Sunday, May 19, 2013

"The Scandals Are Falling Apart"

So says Ezra Klein.  Ah, but who predicted it before he did?  That's right!  You're welcome.

Ordinarily, I would not have been willing to go out on a limb, knowing that damaging information has a tendency to dribble out one leak at a time.  But, apart from the reasons detailed in Kline's piece, which is by far the best one I've read so far about the so-called "scandal trifecta" (OK, I'm the one who "so-called" it, but it's Preakness weekend here in Maryland, so forgive me), I had other reasons (to mix metaphors) to think that this particular media souffle would fall quickly.

First of these is the one quality of Republicbullies that always shines through everything else:  their rank and unapologetic hypocrisy.  They have no business complaining about politically-motivated conduct, especially the investigative kind:  they invented the art form, in the name of protecting the Republic.  History is filled with examples going back to Nixon and earlier, but be assured:  it didn't stop with Watergate.  There are examples here, here and here.  The latter is especially instructive: it shows that this trend went right through the Bush Administration, and that, to the extent that it existed in the Obama Administration at all, it involved liberal and conservative groups. 

Of course, the GOP never objects to liberal groups being targeted because, to them, freedom is the "freedom" to be a conservative, and nothing else.  But that doesn't even stopping them from calling out Eric Holder for conducting an investigation they authorized him to conduct!  And, in the process, they may have set back their own war on terror.

Second, to the extent that any of this is truly a scandal, the scandal is fully on them, for going beyond the manipulation of evidence to the manufacturing of it.  Want evidence of that?  Take a look.  For that matter, take another one.  As Rachel Maddow has pointed out, this is as much a press scandal as anything else, and the press should treat it that way.

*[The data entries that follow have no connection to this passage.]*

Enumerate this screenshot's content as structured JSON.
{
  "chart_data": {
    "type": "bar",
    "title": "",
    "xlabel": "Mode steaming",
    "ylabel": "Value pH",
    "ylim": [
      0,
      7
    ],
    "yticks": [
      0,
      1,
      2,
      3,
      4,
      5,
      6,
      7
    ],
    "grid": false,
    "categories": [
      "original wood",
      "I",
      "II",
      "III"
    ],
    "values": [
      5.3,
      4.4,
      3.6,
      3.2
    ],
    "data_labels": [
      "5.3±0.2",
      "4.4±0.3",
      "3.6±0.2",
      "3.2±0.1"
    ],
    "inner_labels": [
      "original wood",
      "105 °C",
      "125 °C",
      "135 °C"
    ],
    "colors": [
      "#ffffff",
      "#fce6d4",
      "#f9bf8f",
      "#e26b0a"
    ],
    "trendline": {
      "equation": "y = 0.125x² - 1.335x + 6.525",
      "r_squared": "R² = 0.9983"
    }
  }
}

But the real scandal?  Oh, you'll never here about that one from the Republicbullies.  It's the Supreme Court's Citizens United decision that generated the explosion in so-called "social welfare" tax-exempt entities that are the worst kind of political fronts.  It's bad enough that some mainstream media criticism of it is starting to emerge.  Here are some examples from U.S. News & World Report and the Los Angeles Times, making the same case that liberal blogs are making.  This sort of criticism from their corporate flacks has already gotten the Republicbullies worried; they're speaking out in favor of their political tax shelters.  This is reason enough to worry that bullying might work once again, and intimidate the IRS from doing its job.

And that's precisely what will happen, as long as everyone follows the corporate media sideshow and fails to get involved, learn the facts, and fight like hell not just for truth, but for freedom itself.